Since I have no press credentials, I can’t just call them up for comment. “Hi, this is Goldfish from FOG. Renee, congratulations on what seems to be impending parenthood. Beau, I’d really recommend you change your Wikipedia picture. Any comment on the Richards case? No? Well, I’d like to ask you to think of your own children before you let another child rapist free. Hopefully, that will stop you from making such awful plea deals in the future. I’m glad I don’t live in Delaware.”
But, even the possibly pregnant prosecutor and the Vice Presidential offspring are not fully to blame here. Renee and Beau were working within a justice system where plea deals like that are “not unusual,” as Mr. Kirk said. The real culprits in this case are Robert H. Richards IV and the justice system of the United States.
Let’s get one thing straight here. As a victim of child sexual abuse, I am certainly not advocating for Richards. If anything, I am just as, if not more, disgusted by the probation-not-jail sentence as all the media outlets that jumped to conclusions. Robert H. Richards IV is a monster. He admitted to raping his daughter over a period of two years starting when she was three-years old. He most likely raped his son, too. He is guilty of child rape. He is a convicted pedophile. Instead of going away to prison, he was released on probation. He deserved more than he got.

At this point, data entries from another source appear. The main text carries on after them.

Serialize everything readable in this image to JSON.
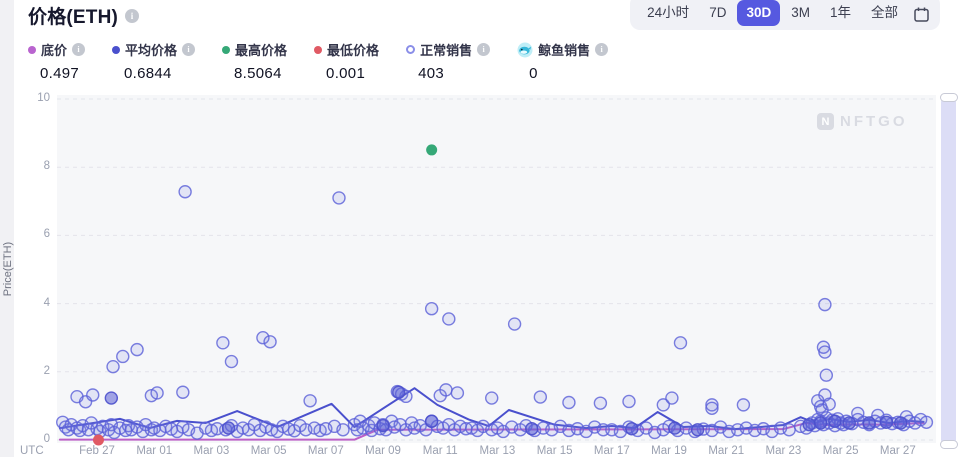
{
  "header": {
    "title": "价格(ETH)",
    "info_icon": "info-icon"
  },
  "watermark": {
    "logo_letter": "N",
    "text": "NFTGO"
  },
  "time_ranges": {
    "options": [
      "24小时",
      "7D",
      "30D",
      "3M",
      "1年",
      "全部"
    ],
    "active": "30D",
    "calendar_icon": "calendar-icon",
    "active_color": "#5659e0"
  },
  "stats": [
    {
      "label": "底价",
      "value": "0.497",
      "color": "#b964cf",
      "style": "solid",
      "has_info": true
    },
    {
      "label": "平均价格",
      "value": "0.6844",
      "color": "#4a50cd",
      "style": "solid",
      "has_info": true
    },
    {
      "label": "最高价格",
      "value": "8.5064",
      "color": "#35a877",
      "style": "solid",
      "has_info": false
    },
    {
      "label": "最低价格",
      "value": "0.001",
      "color": "#e05a64",
      "style": "solid",
      "has_info": false
    },
    {
      "label": "正常销售",
      "value": "403",
      "color": "#8a8ee8",
      "style": "ring",
      "has_info": true
    },
    {
      "label": "鲸鱼销售",
      "value": "0",
      "color": "#3bbdd8",
      "style": "whale-icon",
      "has_info": true
    }
  ],
  "chart_data": {
    "type": "scatter",
    "title": "价格(ETH)",
    "ylabel": "Price(ETH)",
    "ylim": [
      0,
      10
    ],
    "y_ticks": [
      0,
      2,
      4,
      6,
      8,
      10
    ],
    "x_axis_prefix": "UTC",
    "x_ticks": [
      {
        "label": "Feb 27",
        "day": 2
      },
      {
        "label": "Mar 01",
        "day": 4
      },
      {
        "label": "Mar 03",
        "day": 6
      },
      {
        "label": "Mar 05",
        "day": 8
      },
      {
        "label": "Mar 07",
        "day": 10
      },
      {
        "label": "Mar 09",
        "day": 12
      },
      {
        "label": "Mar 11",
        "day": 14
      },
      {
        "label": "Mar 13",
        "day": 16
      },
      {
        "label": "Mar 15",
        "day": 18
      },
      {
        "label": "Mar 17",
        "day": 20
      },
      {
        "label": "Mar 19",
        "day": 22
      },
      {
        "label": "Mar 21",
        "day": 24
      },
      {
        "label": "Mar 23",
        "day": 26
      },
      {
        "label": "Mar 25",
        "day": 28
      },
      {
        "label": "Mar 27",
        "day": 30
      }
    ],
    "grid": "horizontal-dashed",
    "legend_position": "top",
    "series": [
      {
        "name": "底价",
        "type": "line",
        "color": "#bc5fc6",
        "points": [
          [
            0.7,
            0.01
          ],
          [
            11.0,
            0.01
          ],
          [
            11.8,
            0.3
          ],
          [
            26.0,
            0.32
          ],
          [
            26.8,
            0.5
          ],
          [
            27.5,
            0.44
          ],
          [
            28.5,
            0.46
          ],
          [
            29.5,
            0.45
          ],
          [
            30.9,
            0.497
          ]
        ]
      },
      {
        "name": "平均价格",
        "type": "line",
        "color": "#4a50cd",
        "points": [
          [
            0.7,
            0.35
          ],
          [
            1.5,
            0.45
          ],
          [
            2.8,
            0.62
          ],
          [
            3.85,
            0.35
          ],
          [
            4.8,
            0.56
          ],
          [
            5.8,
            0.5
          ],
          [
            6.9,
            0.85
          ],
          [
            8.3,
            0.38
          ],
          [
            10.2,
            1.06
          ],
          [
            11.0,
            0.38
          ],
          [
            13.1,
            1.52
          ],
          [
            13.9,
            1.03
          ],
          [
            15.0,
            0.6
          ],
          [
            15.7,
            0.41
          ],
          [
            16.4,
            0.88
          ],
          [
            18.0,
            0.45
          ],
          [
            19.1,
            0.35
          ],
          [
            20.0,
            0.41
          ],
          [
            20.8,
            0.35
          ],
          [
            21.6,
            0.82
          ],
          [
            22.5,
            0.38
          ],
          [
            23.4,
            0.41
          ],
          [
            24.3,
            0.32
          ],
          [
            25.2,
            0.38
          ],
          [
            26.0,
            0.44
          ],
          [
            26.6,
            0.67
          ],
          [
            27.1,
            0.5
          ],
          [
            27.6,
            0.62
          ],
          [
            28.3,
            0.53
          ],
          [
            29.0,
            0.59
          ],
          [
            29.7,
            0.5
          ],
          [
            30.4,
            0.56
          ],
          [
            30.9,
            0.53
          ]
        ]
      },
      {
        "name": "正常销售",
        "type": "scatter",
        "color": "#5a5fd8",
        "fill": "#7b80e0",
        "points": [
          [
            5.08,
            7.28
          ],
          [
            10.46,
            7.1
          ],
          [
            13.7,
            3.85
          ],
          [
            14.3,
            3.55
          ],
          [
            16.6,
            3.4
          ],
          [
            22.4,
            2.85
          ],
          [
            27.45,
            3.97
          ],
          [
            27.4,
            2.72
          ],
          [
            27.45,
            2.58
          ],
          [
            27.5,
            1.9
          ],
          [
            27.45,
            1.32
          ],
          [
            2.56,
            2.15
          ],
          [
            2.9,
            2.45
          ],
          [
            3.4,
            2.65
          ],
          [
            6.4,
            2.85
          ],
          [
            6.7,
            2.3
          ],
          [
            7.8,
            3.0
          ],
          [
            8.05,
            2.88
          ],
          [
            9.45,
            1.15
          ],
          [
            1.3,
            1.27
          ],
          [
            1.6,
            1.12
          ],
          [
            1.85,
            1.32
          ],
          [
            3.9,
            1.3
          ],
          [
            4.1,
            1.38
          ],
          [
            5.0,
            1.4
          ],
          [
            12.5,
            1.42
          ],
          [
            12.65,
            1.35
          ],
          [
            12.8,
            1.28
          ],
          [
            14.0,
            1.3
          ],
          [
            14.2,
            1.47
          ],
          [
            14.6,
            1.38
          ],
          [
            15.8,
            1.23
          ],
          [
            17.5,
            1.26
          ],
          [
            18.5,
            1.1
          ],
          [
            19.6,
            1.08
          ],
          [
            20.6,
            1.13
          ],
          [
            21.8,
            1.03
          ],
          [
            22.1,
            1.23
          ],
          [
            23.5,
            1.03
          ],
          [
            23.5,
            0.93
          ],
          [
            24.6,
            1.03
          ],
          [
            27.2,
            1.15
          ],
          [
            27.3,
            0.98
          ],
          [
            27.35,
            0.88
          ],
          [
            27.6,
            1.05
          ],
          [
            28.6,
            0.78
          ],
          [
            29.3,
            0.72
          ],
          [
            30.3,
            0.68
          ],
          [
            0.8,
            0.52
          ],
          [
            0.9,
            0.38
          ],
          [
            1.0,
            0.3
          ],
          [
            1.1,
            0.45
          ],
          [
            1.3,
            0.35
          ],
          [
            1.4,
            0.28
          ],
          [
            1.5,
            0.42
          ],
          [
            1.7,
            0.3
          ],
          [
            1.8,
            0.5
          ],
          [
            2.0,
            0.33
          ],
          [
            2.1,
            0.25
          ],
          [
            2.2,
            0.4
          ],
          [
            2.4,
            0.3
          ],
          [
            2.5,
            0.45
          ],
          [
            2.6,
            0.22
          ],
          [
            2.8,
            0.35
          ],
          [
            3.0,
            0.28
          ],
          [
            3.1,
            0.42
          ],
          [
            3.2,
            0.3
          ],
          [
            3.4,
            0.38
          ],
          [
            3.6,
            0.25
          ],
          [
            3.7,
            0.45
          ],
          [
            3.9,
            0.3
          ],
          [
            4.0,
            0.35
          ],
          [
            4.2,
            0.28
          ],
          [
            4.4,
            0.4
          ],
          [
            4.6,
            0.32
          ],
          [
            4.8,
            0.25
          ],
          [
            5.0,
            0.38
          ],
          [
            5.2,
            0.3
          ],
          [
            5.5,
            0.2
          ],
          [
            5.8,
            0.35
          ],
          [
            6.0,
            0.28
          ],
          [
            6.2,
            0.33
          ],
          [
            6.5,
            0.3
          ],
          [
            6.7,
            0.42
          ],
          [
            6.9,
            0.25
          ],
          [
            7.1,
            0.35
          ],
          [
            7.3,
            0.3
          ],
          [
            7.5,
            0.45
          ],
          [
            7.7,
            0.28
          ],
          [
            7.9,
            0.38
          ],
          [
            8.1,
            0.3
          ],
          [
            8.3,
            0.25
          ],
          [
            8.5,
            0.4
          ],
          [
            8.7,
            0.32
          ],
          [
            8.9,
            0.27
          ],
          [
            9.1,
            0.42
          ],
          [
            9.3,
            0.3
          ],
          [
            9.6,
            0.35
          ],
          [
            9.8,
            0.28
          ],
          [
            10.0,
            0.33
          ],
          [
            10.3,
            0.4
          ],
          [
            10.6,
            0.3
          ],
          [
            11.0,
            0.45
          ],
          [
            11.1,
            0.3
          ],
          [
            11.2,
            0.55
          ],
          [
            11.3,
            0.35
          ],
          [
            11.5,
            0.42
          ],
          [
            11.6,
            0.28
          ],
          [
            11.7,
            0.5
          ],
          [
            11.9,
            0.33
          ],
          [
            12.0,
            0.45
          ],
          [
            12.1,
            0.3
          ],
          [
            12.3,
            0.55
          ],
          [
            12.4,
            0.38
          ],
          [
            12.6,
            0.45
          ],
          [
            12.8,
            0.3
          ],
          [
            13.0,
            0.5
          ],
          [
            13.1,
            0.35
          ],
          [
            13.3,
            0.42
          ],
          [
            13.5,
            0.3
          ],
          [
            13.7,
            0.55
          ],
          [
            13.9,
            0.4
          ],
          [
            14.1,
            0.35
          ],
          [
            14.3,
            0.45
          ],
          [
            14.5,
            0.3
          ],
          [
            14.7,
            0.4
          ],
          [
            14.9,
            0.33
          ],
          [
            15.1,
            0.35
          ],
          [
            15.3,
            0.28
          ],
          [
            15.5,
            0.4
          ],
          [
            15.8,
            0.3
          ],
          [
            16.0,
            0.35
          ],
          [
            16.2,
            0.25
          ],
          [
            16.5,
            0.38
          ],
          [
            16.8,
            0.3
          ],
          [
            17.0,
            0.42
          ],
          [
            17.3,
            0.28
          ],
          [
            17.6,
            0.35
          ],
          [
            17.9,
            0.3
          ],
          [
            18.2,
            0.4
          ],
          [
            18.5,
            0.28
          ],
          [
            18.8,
            0.33
          ],
          [
            19.1,
            0.25
          ],
          [
            19.4,
            0.38
          ],
          [
            19.7,
            0.3
          ],
          [
            20.0,
            0.3
          ],
          [
            20.3,
            0.25
          ],
          [
            20.6,
            0.38
          ],
          [
            20.9,
            0.28
          ],
          [
            21.2,
            0.35
          ],
          [
            21.5,
            0.22
          ],
          [
            21.8,
            0.3
          ],
          [
            22.0,
            0.4
          ],
          [
            22.3,
            0.28
          ],
          [
            22.6,
            0.35
          ],
          [
            22.9,
            0.25
          ],
          [
            23.2,
            0.32
          ],
          [
            23.5,
            0.28
          ],
          [
            23.8,
            0.38
          ],
          [
            24.1,
            0.25
          ],
          [
            24.4,
            0.3
          ],
          [
            24.7,
            0.35
          ],
          [
            25.0,
            0.28
          ],
          [
            25.3,
            0.33
          ],
          [
            25.6,
            0.25
          ],
          [
            25.9,
            0.35
          ],
          [
            26.2,
            0.3
          ],
          [
            26.6,
            0.4
          ],
          [
            26.8,
            0.35
          ],
          [
            27.0,
            0.5
          ],
          [
            27.1,
            0.42
          ],
          [
            27.2,
            0.6
          ],
          [
            27.3,
            0.55
          ],
          [
            27.4,
            0.45
          ],
          [
            27.5,
            0.65
          ],
          [
            27.6,
            0.5
          ],
          [
            27.7,
            0.58
          ],
          [
            27.8,
            0.42
          ],
          [
            27.9,
            0.62
          ],
          [
            28.0,
            0.5
          ],
          [
            28.1,
            0.45
          ],
          [
            28.2,
            0.55
          ],
          [
            28.4,
            0.48
          ],
          [
            28.6,
            0.6
          ],
          [
            28.8,
            0.52
          ],
          [
            29.0,
            0.45
          ],
          [
            29.2,
            0.55
          ],
          [
            29.4,
            0.5
          ],
          [
            29.6,
            0.58
          ],
          [
            29.8,
            0.48
          ],
          [
            30.0,
            0.52
          ],
          [
            30.2,
            0.45
          ],
          [
            30.4,
            0.55
          ],
          [
            30.6,
            0.5
          ],
          [
            30.8,
            0.6
          ],
          [
            31.0,
            0.52
          ]
        ]
      },
      {
        "name": "正常销售-dense",
        "type": "scatter-dark",
        "color": "#4b50cc",
        "fill": "#595ed6",
        "points": [
          [
            2.5,
            1.23
          ],
          [
            6.6,
            0.35
          ],
          [
            12.0,
            0.42
          ],
          [
            12.55,
            1.4
          ],
          [
            13.7,
            0.55
          ],
          [
            17.2,
            0.33
          ],
          [
            20.7,
            0.33
          ],
          [
            22.2,
            0.35
          ],
          [
            23.0,
            0.3
          ],
          [
            26.9,
            0.45
          ],
          [
            27.3,
            0.5
          ],
          [
            27.8,
            0.55
          ],
          [
            28.3,
            0.5
          ],
          [
            29.0,
            0.5
          ],
          [
            29.6,
            0.52
          ],
          [
            30.1,
            0.5
          ]
        ]
      },
      {
        "name": "最高价格",
        "type": "point",
        "color": "#35a877",
        "points": [
          [
            13.7,
            8.5064
          ]
        ]
      },
      {
        "name": "最低价格",
        "type": "point",
        "color": "#e05a64",
        "points": [
          [
            2.05,
            0.001
          ]
        ]
      }
    ]
  }
}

That said, I place the blame for his lax punishment not on the judge or even just the Attorney General, but on the entire system and I have some questions for this so-called justice system of ours.
How can a monster who admitted to raping his child be allowed to plea down to probation? How can there be a statute of limitations on a crime like that? Why does a crime like rape, including the rape of children, go unpunished or under-punished so often? How can a rape charge have a sentencing guideline that suggest zero to 2½ years in prison? Why should the survival prognosis of a pedophile in prison ever be taken into account? What about the survival prognosis of the victims? What is it about our legal system that probation for raping one’s own child is “not unusual”? That should goddamn well be unusual.
What about Richards’ daughter? Where is her justice? She was raped by her father. It tore her family apart. Her mother is suing her father for money for what he did to her and her brother. Money won’t make it better. Even justice won’t make it better, but it would sure help.
To the media, why am I the only one who decided to figure out what that sentencing order actually meant? Please, do a modicum of digging before you blast fear-mongering headlines all over the internet. I’m not even a journalist and I did more research than you. This case is yet another straw man/Chicken Little example of downright bad and lazy journalism. National news services should have a responsibility to the public to get your facts straight, or even just get facts, before making assumptions.
Yes, there is certainly something wrong with this case, but it is not what you led us to believe. Richards did not get a lenient sentence because he is rich. He didn’t get probation because the judge thought he wouldn’t “fare well” in prison. He got probation because the system is broken. It does not advocate effectively on behalf of the victims. The punishment does not fit the crime. Something has got to change.